Trisha Brown’s works on paper Untitled and Drawing for Pyramid, both from 1975, are fluid while still systematic, seemingly spontaneous and yet also deliberate. Although drawn on graph paper, Brown’s lines do not follow the grid: they run through boxes, up and down columns, using the blue lattice as a guide, not a directive. Brown’s career as a visual artist has spanned decades, and she has amassed a diverse portfolio. Her drawings are intriguing on their own–some resemble hieroglyphics, primitive writing, or Abstract Expressionist canvases–but they begin to emote more deeply when considered alongside her choreography.
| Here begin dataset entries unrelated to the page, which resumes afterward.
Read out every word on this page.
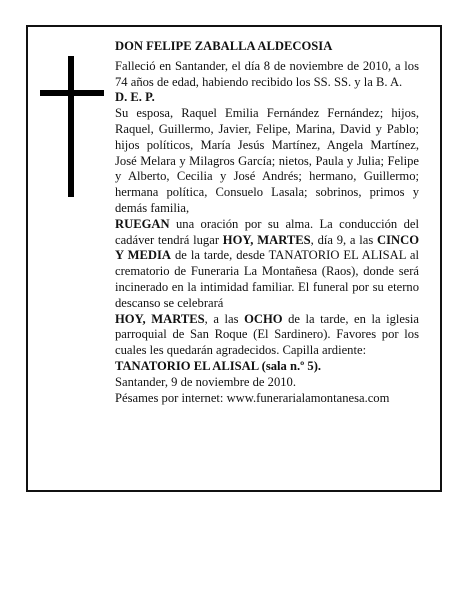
DON FELIPE ZABALLA ALDECOSIA

Falleció en Santander, el día 8 de noviembre de 2010, a los 74 años de edad, habiendo recibido los SS. SS. y la B. A.

D. E. P.

Su esposa, Raquel Emilia Fernández Fernández; hijos, Raquel, Guillermo, Javier, Felipe, Marina, David y Pablo; hijos políticos, María Jesús Martínez, Angela Martínez, José Melara y Milagros García; nietos, Paula y Julia; Felipe y Alberto, Cecilia y José Andrés; hermano, Guillermo; hermana política, Consuelo Lasala; sobrinos, primos y demás familia,

RUEGAN una oración por su alma. La conducción del cadáver tendrá lugar HOY, MARTES, día 9, a las CINCO Y MEDIA de la tarde, desde TANATORIO EL ALISAL al crematorio de Funeraria La Montañesa (Raos), donde será incinerado en la intimidad familiar. El funeral por su eterno descanso se celebrará

HOY, MARTES, a las OCHO de la tarde, en la iglesia parroquial de San Roque (El Sardinero). Favores por los cuales les quedarán agradecidos. Capilla ardiente:

TANATORIO EL ALISAL (sala n.º 5).

Santander, 9 de noviembre de 2010.

Pésames por internet: www.funerarialamontanesa.com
Yes, the artist is that Trisha Brown, of the Judson Dance Theater in the 1960s; of Walking on the Wall in 1971 at the Whitney Museum of Art; of Glacial Decoy in 1979, with sets designed by Robert Rauschenberg; and of You Can See Us, a duet danced with Mikhail Baryshnikov in 1996. Drawing, for Brown, is a form of mental exercise, a way of attaining the intense focus necessary to create or perform her works. These works on paper were meant to convey to her dancers a sense of the rise and fall of the dance, not to instruct them where to stand or how to hold their hands.
Just as her choreography runs in cycles, Brown also explores a certain characteristic for a time in her drawings, before moving organically to another idea. Her works on paper have evolved over the years paralleling her career as a dancer and choreographer. Once one knows about the other half of her creative accomplishments, drawings like these begin more apparently to define motion through time or to trace the position of a rotating dancer’s feet. The works on graph paper, however, are unique within Brown’s output, made during a phase that roughly corresponds with the development of her “Mathematic” choreography series from the early 1970s, which explores the accumulation, deaccumulation, and reaccumulation of gestures. Drawing for Pyramid refers specifically to the dance Pyramid, one of the pieces in the “Mathematic” series. It is tempting to try to identify exactly what this work could diagram. Similar works have been explained as picturing movement between groups of bodies.
It may seem confusing that an artist esteemed for her breakthrough choreography and for distinctive and unexpected dances would confine herself to a grid. Yet when one considers how Brown has described herself as an “art machine”1 and how she has seen her body as a “piece of machinery that was looking for a driver, a pilot,”2 the logic behind her choices may become clearer. One recalls Andy Warhol’s desire to become a machine as well, to create one piece repetitively, without change or augmentation.
When watching a performance of one of Brown’s “Accumulations,” in which gestures and movements build one at a time and then decrease again in sequence, one might expect to see a body striving to control its human failings, the mind concentrating on completing each step exactly as it had been completed one cycle, two cycles, five cycles before. But the movement is fluid, and the performer is indifferent to maintaining uniformity among the motions. This is as it should be, and the drawings correlate to the spirit in which Brown choreographed. It seems easy to find in these lines the cycle of the dance—each square delineating one step or one turn performed by a dancer—but it is important to try not to equate the two media. Instead one should follow the gentle roll of the drawing as it turns back on itself, creating the gentle wave one can also observe in the current of her dance.
1. Annette Grant, “Misha and Trisha, Talking Dance,” New York Times 8 August 1999.
2. Joyce Morgenroth, Speaking of Dance: twelve contemporary choreographers on their craft (New York: Routledge, 2004), 60.